Oil’s surge masks risk of Brent slumping to $40 after summer

Brent crude could potentially drop to $40/bbl or below in the first quarter of 2018 without deeper output curbs by Organisation of Petroleum Exporting Countries, OPEC, according to an oil analyst at industry consultant JBC Energy GmbH.
The benchmark for more than half the world’s oil may end 2017 between $45 and $47/bbl, after which the market may turn “very tricky,” said Richard Gorry, managing director at JBC Asia. While prices are being supported by recent U.S. inventory draws amid the summer driving season when fuel demand typically peaks, that trend will reverse from early-September as consumption weakens, he said.
Brent crude extended gains on Wednesday, trading up 0.4% at $50.39/bbl at 6:32 a.m. in New York, riding a rally as industry data showed U.S. stockpiles plunged last week.
“Brent could go to $40 and even below,” Gorry said in an interview in Singapore on Tuesday. “That’s not necessarily what we’re forecasting, but we don’t know where exactly the market is going to trade and how bearish it’s going to be.”
JBC is flagging the risk of a drop in prices as the Organization of Petroleum Exporting Countries and some partner nations grapple with the implementation of output curbs aimed at easing a global glut. At a meeting earlier this week in St. Petersburg, Saudi Arabia promised deep cuts to crude exports next month, emphasizing its commitment to eliminating the oversupply even as fellow OPEC members Libya and Nigeria were told they are free to keep increasing production.
“If OPEC stays the same and we have the same output restrictions even in the first quarter, we’re looking at a lot of surplus in the market,” Gorry said. “To really tighten the market, OPEC will have to cut more, and I don’t know if they want to do that.”
Oil slumped into a bear market last month, after giving up most of the gains it made following OPEC’s agreement late last year to begin cuts from January. Beyond the renewed focus on exports, the St.
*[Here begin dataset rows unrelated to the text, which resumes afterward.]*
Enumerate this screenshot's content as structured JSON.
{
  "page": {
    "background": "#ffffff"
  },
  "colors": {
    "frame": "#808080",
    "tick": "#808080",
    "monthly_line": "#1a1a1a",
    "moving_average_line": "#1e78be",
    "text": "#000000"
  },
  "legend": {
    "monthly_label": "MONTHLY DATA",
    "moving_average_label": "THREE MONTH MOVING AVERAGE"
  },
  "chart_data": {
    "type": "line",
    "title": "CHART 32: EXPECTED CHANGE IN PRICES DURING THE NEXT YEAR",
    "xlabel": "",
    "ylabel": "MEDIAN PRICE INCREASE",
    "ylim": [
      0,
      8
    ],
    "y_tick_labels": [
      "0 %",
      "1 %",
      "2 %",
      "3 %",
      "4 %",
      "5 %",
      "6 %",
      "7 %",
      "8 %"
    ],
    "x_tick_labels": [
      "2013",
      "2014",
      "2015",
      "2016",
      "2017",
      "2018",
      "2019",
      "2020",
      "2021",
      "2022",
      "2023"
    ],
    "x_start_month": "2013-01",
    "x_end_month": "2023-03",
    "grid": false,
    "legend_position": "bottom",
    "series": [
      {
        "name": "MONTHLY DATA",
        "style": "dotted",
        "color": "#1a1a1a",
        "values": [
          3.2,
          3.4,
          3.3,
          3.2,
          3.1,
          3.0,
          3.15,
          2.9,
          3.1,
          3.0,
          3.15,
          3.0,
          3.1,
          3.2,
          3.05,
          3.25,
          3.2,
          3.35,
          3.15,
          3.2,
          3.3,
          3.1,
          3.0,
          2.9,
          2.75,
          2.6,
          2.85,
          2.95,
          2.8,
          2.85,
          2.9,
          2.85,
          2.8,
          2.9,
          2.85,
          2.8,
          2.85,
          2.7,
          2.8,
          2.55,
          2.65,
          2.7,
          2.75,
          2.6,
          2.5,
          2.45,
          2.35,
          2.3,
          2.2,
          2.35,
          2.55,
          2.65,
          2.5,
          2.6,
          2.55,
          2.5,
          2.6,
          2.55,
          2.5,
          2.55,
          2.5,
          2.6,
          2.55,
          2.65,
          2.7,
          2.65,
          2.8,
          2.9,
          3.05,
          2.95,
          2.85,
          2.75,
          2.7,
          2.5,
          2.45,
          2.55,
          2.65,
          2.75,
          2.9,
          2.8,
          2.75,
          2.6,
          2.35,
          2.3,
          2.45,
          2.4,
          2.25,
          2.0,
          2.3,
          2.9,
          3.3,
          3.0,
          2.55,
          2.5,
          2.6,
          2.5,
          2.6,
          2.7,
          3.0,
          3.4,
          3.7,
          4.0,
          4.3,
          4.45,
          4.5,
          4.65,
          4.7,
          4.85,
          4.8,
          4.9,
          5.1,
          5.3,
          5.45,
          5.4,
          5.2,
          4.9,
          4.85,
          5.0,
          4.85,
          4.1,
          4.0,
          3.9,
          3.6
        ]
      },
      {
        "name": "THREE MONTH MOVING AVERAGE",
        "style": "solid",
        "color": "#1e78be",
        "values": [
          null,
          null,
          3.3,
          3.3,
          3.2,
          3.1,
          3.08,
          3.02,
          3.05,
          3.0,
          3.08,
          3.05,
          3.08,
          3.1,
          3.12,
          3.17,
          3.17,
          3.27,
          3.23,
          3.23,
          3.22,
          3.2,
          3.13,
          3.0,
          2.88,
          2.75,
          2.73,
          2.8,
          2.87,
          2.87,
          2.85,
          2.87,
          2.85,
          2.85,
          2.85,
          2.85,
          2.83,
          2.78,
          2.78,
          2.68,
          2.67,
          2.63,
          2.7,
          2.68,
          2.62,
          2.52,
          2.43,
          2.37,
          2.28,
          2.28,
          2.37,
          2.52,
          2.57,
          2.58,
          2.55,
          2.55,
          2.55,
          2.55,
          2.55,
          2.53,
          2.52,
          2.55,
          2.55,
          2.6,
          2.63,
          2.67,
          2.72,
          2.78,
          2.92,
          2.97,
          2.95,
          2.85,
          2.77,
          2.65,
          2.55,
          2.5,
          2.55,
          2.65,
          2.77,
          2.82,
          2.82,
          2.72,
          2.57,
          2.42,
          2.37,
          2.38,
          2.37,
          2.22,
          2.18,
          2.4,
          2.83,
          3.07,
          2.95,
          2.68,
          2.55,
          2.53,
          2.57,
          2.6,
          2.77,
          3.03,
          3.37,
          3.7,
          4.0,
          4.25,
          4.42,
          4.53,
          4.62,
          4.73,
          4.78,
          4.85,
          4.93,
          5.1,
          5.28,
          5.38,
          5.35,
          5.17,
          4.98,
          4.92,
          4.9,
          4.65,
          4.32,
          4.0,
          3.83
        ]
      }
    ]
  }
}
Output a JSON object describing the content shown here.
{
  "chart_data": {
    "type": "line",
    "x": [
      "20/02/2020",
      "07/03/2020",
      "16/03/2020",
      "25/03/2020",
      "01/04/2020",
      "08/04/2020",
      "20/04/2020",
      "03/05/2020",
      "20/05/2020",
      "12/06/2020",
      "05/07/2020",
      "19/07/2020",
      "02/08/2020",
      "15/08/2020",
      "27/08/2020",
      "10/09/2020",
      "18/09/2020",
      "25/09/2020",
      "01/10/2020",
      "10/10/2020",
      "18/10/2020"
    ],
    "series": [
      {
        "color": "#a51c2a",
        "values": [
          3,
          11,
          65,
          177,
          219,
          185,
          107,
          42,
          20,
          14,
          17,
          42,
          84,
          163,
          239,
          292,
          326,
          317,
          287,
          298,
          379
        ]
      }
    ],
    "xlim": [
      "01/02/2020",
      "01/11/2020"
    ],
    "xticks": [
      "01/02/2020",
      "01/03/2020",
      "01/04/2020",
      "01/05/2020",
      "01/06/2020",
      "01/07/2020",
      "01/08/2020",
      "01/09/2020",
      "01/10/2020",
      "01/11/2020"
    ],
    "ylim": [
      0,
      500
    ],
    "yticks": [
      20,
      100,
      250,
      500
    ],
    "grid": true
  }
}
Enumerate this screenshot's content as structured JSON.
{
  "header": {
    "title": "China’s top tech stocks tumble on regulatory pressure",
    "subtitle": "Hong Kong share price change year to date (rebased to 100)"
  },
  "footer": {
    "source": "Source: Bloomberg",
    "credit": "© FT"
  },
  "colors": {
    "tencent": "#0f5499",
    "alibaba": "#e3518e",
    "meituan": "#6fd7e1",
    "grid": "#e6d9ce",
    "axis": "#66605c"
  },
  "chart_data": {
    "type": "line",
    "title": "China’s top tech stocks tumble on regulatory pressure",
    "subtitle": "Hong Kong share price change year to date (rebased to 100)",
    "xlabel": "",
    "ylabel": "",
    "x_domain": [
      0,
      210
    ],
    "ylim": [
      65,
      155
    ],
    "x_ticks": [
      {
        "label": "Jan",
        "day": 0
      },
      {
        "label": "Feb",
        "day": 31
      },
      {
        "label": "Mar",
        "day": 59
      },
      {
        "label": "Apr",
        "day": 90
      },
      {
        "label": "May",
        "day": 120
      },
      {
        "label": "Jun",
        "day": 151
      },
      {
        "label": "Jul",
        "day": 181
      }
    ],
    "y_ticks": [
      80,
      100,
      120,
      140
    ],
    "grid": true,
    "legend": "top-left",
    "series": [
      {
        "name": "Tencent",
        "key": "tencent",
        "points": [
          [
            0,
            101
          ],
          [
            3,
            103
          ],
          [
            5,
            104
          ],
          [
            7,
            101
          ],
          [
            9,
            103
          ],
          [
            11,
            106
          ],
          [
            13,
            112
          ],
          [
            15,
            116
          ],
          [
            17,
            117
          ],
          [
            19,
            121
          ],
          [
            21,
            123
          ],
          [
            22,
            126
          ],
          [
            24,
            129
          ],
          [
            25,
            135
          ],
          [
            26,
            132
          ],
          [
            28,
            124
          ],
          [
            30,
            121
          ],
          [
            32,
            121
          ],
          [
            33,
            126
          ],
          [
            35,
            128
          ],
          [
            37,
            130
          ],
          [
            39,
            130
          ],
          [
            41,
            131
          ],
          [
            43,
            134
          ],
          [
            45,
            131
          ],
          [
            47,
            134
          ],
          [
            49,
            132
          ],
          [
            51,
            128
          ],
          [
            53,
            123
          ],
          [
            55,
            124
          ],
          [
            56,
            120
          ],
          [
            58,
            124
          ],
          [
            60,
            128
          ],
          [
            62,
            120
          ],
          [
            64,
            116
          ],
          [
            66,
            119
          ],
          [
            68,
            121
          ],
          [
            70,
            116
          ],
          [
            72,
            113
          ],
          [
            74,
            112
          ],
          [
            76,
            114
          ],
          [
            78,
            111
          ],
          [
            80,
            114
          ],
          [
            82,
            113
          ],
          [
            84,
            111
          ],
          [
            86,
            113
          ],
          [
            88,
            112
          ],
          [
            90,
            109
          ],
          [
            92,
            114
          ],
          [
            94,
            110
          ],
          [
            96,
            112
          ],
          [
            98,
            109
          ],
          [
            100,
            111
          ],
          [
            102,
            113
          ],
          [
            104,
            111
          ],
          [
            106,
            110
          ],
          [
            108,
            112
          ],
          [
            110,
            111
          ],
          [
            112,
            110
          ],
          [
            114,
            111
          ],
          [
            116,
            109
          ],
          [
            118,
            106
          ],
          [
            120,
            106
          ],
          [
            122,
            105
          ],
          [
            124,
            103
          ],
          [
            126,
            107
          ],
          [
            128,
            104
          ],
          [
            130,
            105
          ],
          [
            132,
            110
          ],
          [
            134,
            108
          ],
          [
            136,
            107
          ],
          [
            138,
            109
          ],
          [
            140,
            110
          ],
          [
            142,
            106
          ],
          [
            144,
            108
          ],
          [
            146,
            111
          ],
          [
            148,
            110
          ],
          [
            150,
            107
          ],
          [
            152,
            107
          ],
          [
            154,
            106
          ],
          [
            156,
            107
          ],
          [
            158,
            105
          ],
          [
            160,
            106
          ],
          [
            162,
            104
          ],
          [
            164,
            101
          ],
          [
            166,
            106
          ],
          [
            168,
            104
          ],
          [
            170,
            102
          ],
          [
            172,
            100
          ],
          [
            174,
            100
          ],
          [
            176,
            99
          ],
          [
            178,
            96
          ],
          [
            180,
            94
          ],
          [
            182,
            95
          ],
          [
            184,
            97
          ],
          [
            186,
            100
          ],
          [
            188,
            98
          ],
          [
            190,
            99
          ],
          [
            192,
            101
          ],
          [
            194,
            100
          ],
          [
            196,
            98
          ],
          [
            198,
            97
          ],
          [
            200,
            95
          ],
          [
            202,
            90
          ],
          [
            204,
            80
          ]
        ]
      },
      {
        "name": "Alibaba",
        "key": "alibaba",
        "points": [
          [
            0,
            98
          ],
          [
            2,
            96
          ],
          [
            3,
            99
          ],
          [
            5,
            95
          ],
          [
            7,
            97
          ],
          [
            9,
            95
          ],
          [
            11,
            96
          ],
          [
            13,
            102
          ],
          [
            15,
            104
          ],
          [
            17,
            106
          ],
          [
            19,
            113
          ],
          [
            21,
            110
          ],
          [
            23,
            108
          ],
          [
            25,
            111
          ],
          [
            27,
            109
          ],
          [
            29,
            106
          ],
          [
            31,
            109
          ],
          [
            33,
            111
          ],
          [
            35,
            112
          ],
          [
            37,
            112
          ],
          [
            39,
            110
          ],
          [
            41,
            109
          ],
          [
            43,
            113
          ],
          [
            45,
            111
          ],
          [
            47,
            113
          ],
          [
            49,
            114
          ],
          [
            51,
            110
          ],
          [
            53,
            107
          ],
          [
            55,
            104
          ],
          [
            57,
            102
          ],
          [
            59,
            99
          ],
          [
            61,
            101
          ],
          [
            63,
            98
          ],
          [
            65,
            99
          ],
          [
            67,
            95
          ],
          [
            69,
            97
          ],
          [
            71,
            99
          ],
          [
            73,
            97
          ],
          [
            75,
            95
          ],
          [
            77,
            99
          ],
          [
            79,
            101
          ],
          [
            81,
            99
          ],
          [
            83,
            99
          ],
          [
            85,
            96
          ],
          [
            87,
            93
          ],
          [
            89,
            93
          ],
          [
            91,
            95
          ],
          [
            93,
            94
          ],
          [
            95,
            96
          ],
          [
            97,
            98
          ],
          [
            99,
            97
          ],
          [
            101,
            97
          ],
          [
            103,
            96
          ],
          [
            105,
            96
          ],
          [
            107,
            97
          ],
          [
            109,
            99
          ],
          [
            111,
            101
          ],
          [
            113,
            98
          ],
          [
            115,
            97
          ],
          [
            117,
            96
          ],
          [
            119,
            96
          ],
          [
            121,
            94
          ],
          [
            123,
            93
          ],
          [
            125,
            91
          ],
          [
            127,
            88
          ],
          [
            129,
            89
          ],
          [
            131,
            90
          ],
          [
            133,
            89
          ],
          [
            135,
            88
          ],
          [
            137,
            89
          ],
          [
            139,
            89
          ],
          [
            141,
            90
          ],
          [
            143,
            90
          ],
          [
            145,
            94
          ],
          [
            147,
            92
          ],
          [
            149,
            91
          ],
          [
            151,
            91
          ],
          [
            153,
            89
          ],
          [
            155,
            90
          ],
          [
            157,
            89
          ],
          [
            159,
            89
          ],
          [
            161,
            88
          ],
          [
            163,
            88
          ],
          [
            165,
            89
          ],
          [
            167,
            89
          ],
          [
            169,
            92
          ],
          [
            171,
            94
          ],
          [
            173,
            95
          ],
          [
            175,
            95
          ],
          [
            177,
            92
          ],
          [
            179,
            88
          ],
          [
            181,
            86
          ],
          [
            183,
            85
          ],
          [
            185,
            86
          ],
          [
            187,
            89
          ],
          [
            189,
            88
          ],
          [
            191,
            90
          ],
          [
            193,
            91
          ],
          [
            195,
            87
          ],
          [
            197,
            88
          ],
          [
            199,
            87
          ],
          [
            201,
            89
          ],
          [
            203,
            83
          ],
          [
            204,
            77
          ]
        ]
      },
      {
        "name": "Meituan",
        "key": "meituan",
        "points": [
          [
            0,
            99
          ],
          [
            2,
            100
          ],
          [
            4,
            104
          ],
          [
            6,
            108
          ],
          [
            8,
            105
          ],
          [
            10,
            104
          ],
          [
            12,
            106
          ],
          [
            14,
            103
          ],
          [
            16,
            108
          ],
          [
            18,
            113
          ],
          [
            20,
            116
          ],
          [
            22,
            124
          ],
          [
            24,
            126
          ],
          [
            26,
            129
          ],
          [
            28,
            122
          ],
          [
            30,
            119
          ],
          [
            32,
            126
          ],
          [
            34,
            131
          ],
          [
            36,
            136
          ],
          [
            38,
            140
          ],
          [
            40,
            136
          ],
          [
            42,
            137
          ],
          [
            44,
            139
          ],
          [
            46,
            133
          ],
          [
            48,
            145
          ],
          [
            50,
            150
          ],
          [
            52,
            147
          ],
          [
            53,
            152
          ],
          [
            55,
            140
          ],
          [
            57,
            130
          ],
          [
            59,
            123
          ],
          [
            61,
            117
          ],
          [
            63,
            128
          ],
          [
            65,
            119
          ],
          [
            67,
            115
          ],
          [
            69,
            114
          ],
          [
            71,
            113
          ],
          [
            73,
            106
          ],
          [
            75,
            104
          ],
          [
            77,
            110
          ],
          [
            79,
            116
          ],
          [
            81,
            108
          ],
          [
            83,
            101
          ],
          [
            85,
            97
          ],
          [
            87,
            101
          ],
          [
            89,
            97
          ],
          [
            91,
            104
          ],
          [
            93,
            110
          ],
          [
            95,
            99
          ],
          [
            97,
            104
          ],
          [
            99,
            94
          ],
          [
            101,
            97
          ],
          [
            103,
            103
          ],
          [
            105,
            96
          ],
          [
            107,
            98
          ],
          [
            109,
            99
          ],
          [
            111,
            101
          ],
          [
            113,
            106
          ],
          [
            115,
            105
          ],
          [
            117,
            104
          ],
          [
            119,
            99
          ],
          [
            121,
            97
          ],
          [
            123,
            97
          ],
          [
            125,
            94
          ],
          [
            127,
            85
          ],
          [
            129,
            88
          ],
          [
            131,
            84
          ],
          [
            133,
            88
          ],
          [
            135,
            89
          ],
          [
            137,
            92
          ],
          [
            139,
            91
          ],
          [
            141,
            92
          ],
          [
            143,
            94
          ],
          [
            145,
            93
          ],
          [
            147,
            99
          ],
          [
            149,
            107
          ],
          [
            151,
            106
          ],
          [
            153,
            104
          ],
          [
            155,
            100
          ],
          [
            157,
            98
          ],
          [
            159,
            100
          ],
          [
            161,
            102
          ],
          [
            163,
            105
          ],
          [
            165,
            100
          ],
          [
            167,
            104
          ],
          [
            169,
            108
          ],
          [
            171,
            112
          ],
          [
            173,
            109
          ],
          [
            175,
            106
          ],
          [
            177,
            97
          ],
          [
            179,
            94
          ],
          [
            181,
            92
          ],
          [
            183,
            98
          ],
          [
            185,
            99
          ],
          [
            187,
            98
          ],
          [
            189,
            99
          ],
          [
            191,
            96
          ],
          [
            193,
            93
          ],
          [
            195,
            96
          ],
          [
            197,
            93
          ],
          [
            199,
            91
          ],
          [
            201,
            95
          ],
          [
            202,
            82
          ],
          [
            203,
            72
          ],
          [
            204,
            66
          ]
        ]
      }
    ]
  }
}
Petersburg meeting made no changes to the supply deal to correct that underwhelming performance.
Still, crude has climbed about 10% over the past month as U.S. inventories have shown signs of declining. Demand may slow after September, while oil output from producers in Brazil, Kazakhstan, West Africa and central Europe is set to rise in the first half of next year, Gorry said.
U.S. output is continuing to ramp up, with the nation pumping 9.4 MMbbl daily, close to the record 9.6-MMbbl levels seen in 2015. American production may again rise to 9.6 MMbpd by the end of 2017, according to Gorry. Asia-Pacific is the only region that will see output declines as China shuts wells, he said.